Sarah Lucas, head of "Australia for Dolphins," filed a lawsuit at the regional court of Wakayama in western Japan on Tuesday, demanding an end to "discrimination based on race" and about seven million yen ($A74,655) in damages.
The activist said on Thursday that she visited the museum in the town of Taiji in February to check on an extremely rare albino dolphin calf, named Angel by her group, which was being kept in a "cramped, abusive show tank".
But a ticket officer turned her away with a sign in English that read: "Please note that anti-whalers are not allowed to enter the museum".
Lucas added she knew other foreigners who had been given the same treatment.
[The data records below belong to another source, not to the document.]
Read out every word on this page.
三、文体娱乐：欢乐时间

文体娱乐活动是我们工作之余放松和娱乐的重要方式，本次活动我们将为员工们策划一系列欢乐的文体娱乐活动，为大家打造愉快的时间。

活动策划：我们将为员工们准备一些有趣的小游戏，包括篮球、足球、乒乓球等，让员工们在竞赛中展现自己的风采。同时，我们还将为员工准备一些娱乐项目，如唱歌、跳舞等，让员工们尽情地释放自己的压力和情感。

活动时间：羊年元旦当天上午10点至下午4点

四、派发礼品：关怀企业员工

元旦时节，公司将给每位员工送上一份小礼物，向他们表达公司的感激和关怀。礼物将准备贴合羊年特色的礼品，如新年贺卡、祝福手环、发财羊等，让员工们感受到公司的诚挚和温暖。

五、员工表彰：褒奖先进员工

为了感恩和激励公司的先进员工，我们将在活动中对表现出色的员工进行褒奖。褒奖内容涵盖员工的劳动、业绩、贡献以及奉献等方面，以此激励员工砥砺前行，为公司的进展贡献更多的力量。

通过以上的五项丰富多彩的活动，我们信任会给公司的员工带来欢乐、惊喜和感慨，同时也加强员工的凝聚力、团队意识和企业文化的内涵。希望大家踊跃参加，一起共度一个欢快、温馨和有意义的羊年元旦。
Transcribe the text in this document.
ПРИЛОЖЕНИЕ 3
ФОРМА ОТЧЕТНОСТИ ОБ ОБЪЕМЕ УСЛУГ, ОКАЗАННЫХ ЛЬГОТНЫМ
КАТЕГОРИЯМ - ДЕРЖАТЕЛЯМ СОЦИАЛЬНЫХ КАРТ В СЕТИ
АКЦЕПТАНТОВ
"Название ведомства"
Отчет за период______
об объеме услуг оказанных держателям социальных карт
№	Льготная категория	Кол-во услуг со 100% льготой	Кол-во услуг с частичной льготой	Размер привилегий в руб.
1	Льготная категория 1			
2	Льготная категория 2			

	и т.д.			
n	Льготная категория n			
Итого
"The museum has not allowed law-abiding people, who wished to see Angel, to enter and turned some people away purely on their appearance," she said, calling the act a violation of the Japanese constitution which bans discrimination based on race.
But the museum's director, Katsuki Hayashi, told AFP that the museum have no intention to discriminate against anyone with the sign.
"We aim to protect the town's culture, assets and fishery," he said. "We welcome (foreigners) who are clearly tourists".
The town has depended on coastal whaling for four centuries, and local fishermen also corral hundreds of dolphins into a secluded bay to kill them for meat or sell them to aquariums and dolphinariums.
Defenders of the hunt say it is a tradition and point out that the animals it targets are not endangered, a position echoed by the Japanese government.